# Wild piraya ~~



## white_blue_grey (Jan 23, 2009)

Wild caught piraya, I dont think they can reach that size at home~~


----------



## Moondemon (Dec 9, 2006)

The one in the middle is HUGE !!
I wonder if Frankenstein is as big as those...???


----------



## rhomkeeper (Mar 31, 2008)

WOW


----------



## Murphy18 (Oct 17, 2008)

What beasts they are, they would bite your finger clean off in one snap guaranteed


----------



## white_blue_grey (Jan 23, 2009)

Murphy18 said:


> What beasts they are, they would bite your finger clean off in one snap guaranteed :nod:


yea, not just that, look at the color, impressive~~


----------



## khmerboiRED (Jul 15, 2008)

i would LOVE to own one of those...


----------



## Blue Flame (Jan 16, 2006)

What a waste of some beautiful fish.

I hate looking at stuff like this. It's against all that I stand for.


----------



## philbert (Mar 8, 2007)

holy moly


----------



## FEEFA (Nov 19, 2007)

Pretty huge pygos but sad to see


----------



## D.D.Denham (Aug 13, 2007)

...the bottom 2 pics look like Ternetzi, not Piraya.


----------



## philbert (Mar 8, 2007)

carbee said:


> ...the bottom 2 pics look like Ternetzi, not Piraya.


i agree.


----------



## nameless (Oct 17, 2006)

That's what i call a monster. Great pictures, sorry to see that they are dead, but it's interesting to note that they haven't lost their color.


----------



## Gordeez (Sep 21, 2003)

Blue Flame said:


> What a waste of some beautiful fish.
> 
> *I hate looking at stuff like this. It's against all that I stand for.*


what? People eating?..


----------



## Moondemon (Dec 9, 2006)

philbert said:


> ...the bottom 2 pics look like Ternetzi, not Piraya.


i agree.
[/quote]

True, but i believe they are piraya.. many piraya look like ternetzi.. different color scheme...


----------



## manuelmedina (Oct 27, 2008)

white_blue_grey said:


> Wild caught piraya, I dont think they can reach that size at home~~


if mine could only get like that


----------



## PygoLover (Mar 22, 2007)

defenitely ternetzi those ones in the bottom pics. damn, so huge!! And they have some impressive flames...wild fishes rocks!








Tommy


----------



## bigshawn (Dec 29, 2005)

beautifull, not tying to be a smart ass or anything but so far all Piraya's are wild caught......


----------



## Yanfloist (Oct 1, 2007)

they are too beautiful, i wish people would not fish them.


----------



## philbert (Mar 8, 2007)

Yanfloist said:


> they are too beautiful, i wish people would not fish them.
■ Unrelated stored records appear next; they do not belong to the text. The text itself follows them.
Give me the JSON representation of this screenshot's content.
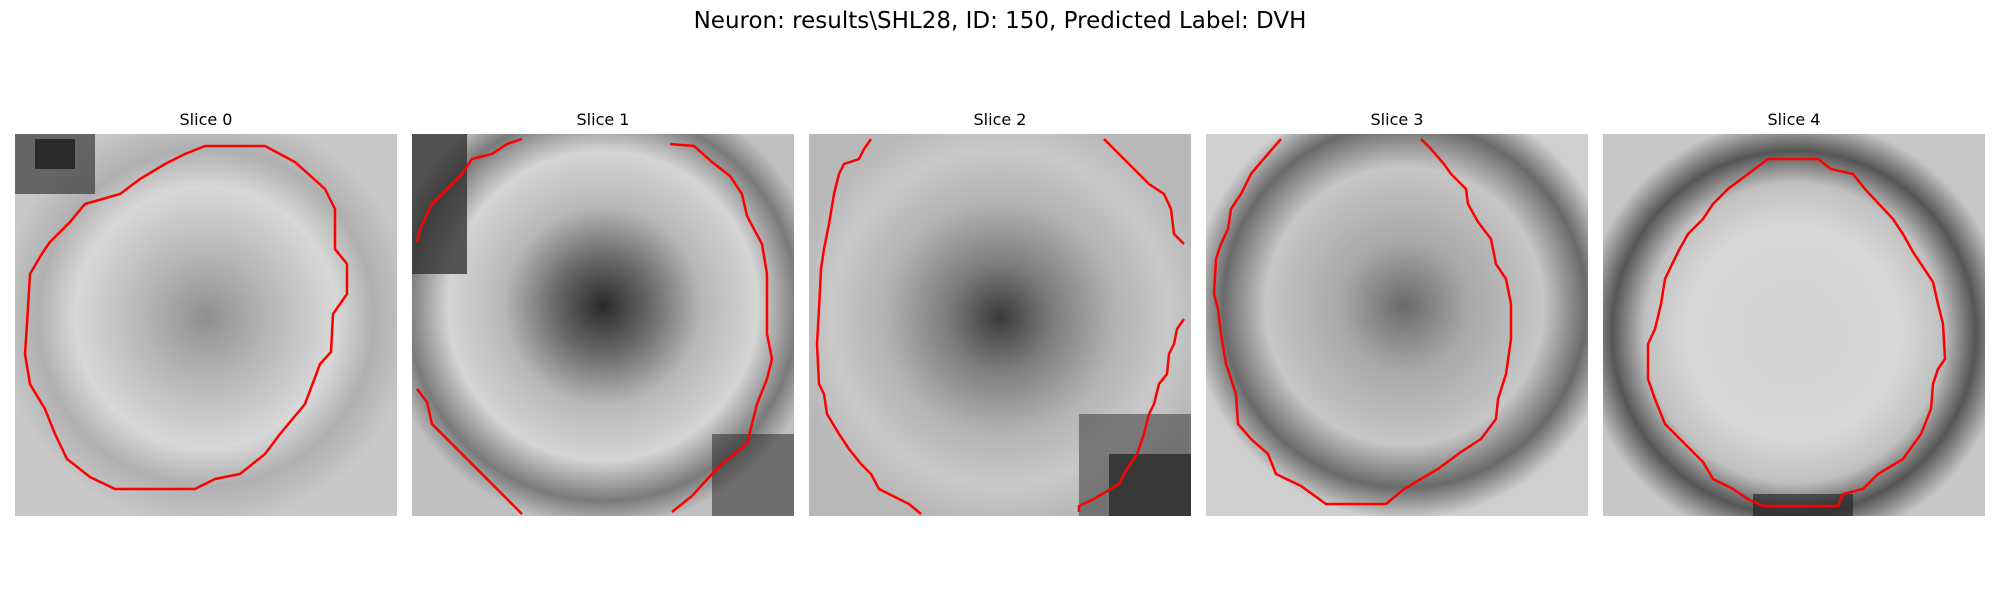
{
  "figure": {
    "title": "Neuron: results\\SHL28, ID: 150, Predicted Label: DVH"
  },
  "panels": [
    {
      "title": "Slice 0"
    },
    {
      "title": "Slice 1"
    },
    {
      "title": "Slice 2"
    },
    {
      "title": "Slice 3"
    },
    {
      "title": "Slice 4"
    }
  ],
  "colors": {
    "contour": "#ff0000"
  }
}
they are definitely beautiful, but really? they fish all of our fish except RBPs and send them to us. so how can you wish they wouldnt fish for them? bc they died? thousands of fish have died in transport as casualties of our hobby. so should we not keep Ps? and if those fish are going to be eaten by people who are we to judge that? are you against the salmon in the grocery store too? or any seafood for that matter? or do you just draw the line at pirayas? sorry, but that made no sense to me.


----------



## robert69 (Jul 16, 2005)

Damn! Those are the biggest P's I have ever seen! I thought Frankenstein was big until I saw these....


----------



## Dawgz (Aug 18, 2005)

These arnt as big as Frankenstein.

The second pic, u can see how far back that guy is compared to that fish being so close to the camera, etc.

even though, theyse are awsome fish.


----------



## NakedSavage (Apr 9, 2008)

Dawgz said:


> These arnt as big as Frankenstein.
> 
> The second pic, u can see how far back that guy is compared to that fish being so close to the camera, etc.
> 
> even though, theyse are awsome fish.


Agreed, hes holding it far away from himself, fishermen do it to make it look bigger, lol Great fish tho, would give anything to own one like that.


----------



## Smoogle (Jan 8, 2009)

Isn't a good indicator for a fish's size is how big it is relative to its eye? I know with a lot of animals the eyes never grow throughout their whole lives, leaving thigns like catfish with tiny eyes when they get huge, is this true for p's?


----------



## ALESSANDRO (Jun 26, 2006)

I love theme, very amazon fish


----------



## Dawgz (Aug 18, 2005)

ALESSANDRO said:


> I love theme, very amazon fish


1 of the top 5 things that come from brazil 

Adriana Lima
more Models
more models
even more models
Piraya


----------



## Eating Machine (Jan 27, 2006)

It almost boggles the mind to think how many massive 2 foot Piraya are out there, swimming around, wild and free.

Just think of the money's worth that is out there, given that the big ones sell for so much.

Having Piraya myself, its cool to think these exact fish were once swimming wild in South America. I like the thought of having them in my house, given where they once were, in that amazing environment.


----------



## CLUSTER ONE (Aug 2, 2006)

I thin kit would be interesting to see how big those fish actually are, im sure there pretty big , but its hard to know their size when there is nothing to copare it to or its being held forward towards a camera. They look pretty big, but i dont think their amazingly massive


----------



## Buckman (Jan 10, 2007)

i think its awesome to know that your p was plucked from the amazon or another river and its now swimming in your tank.


----------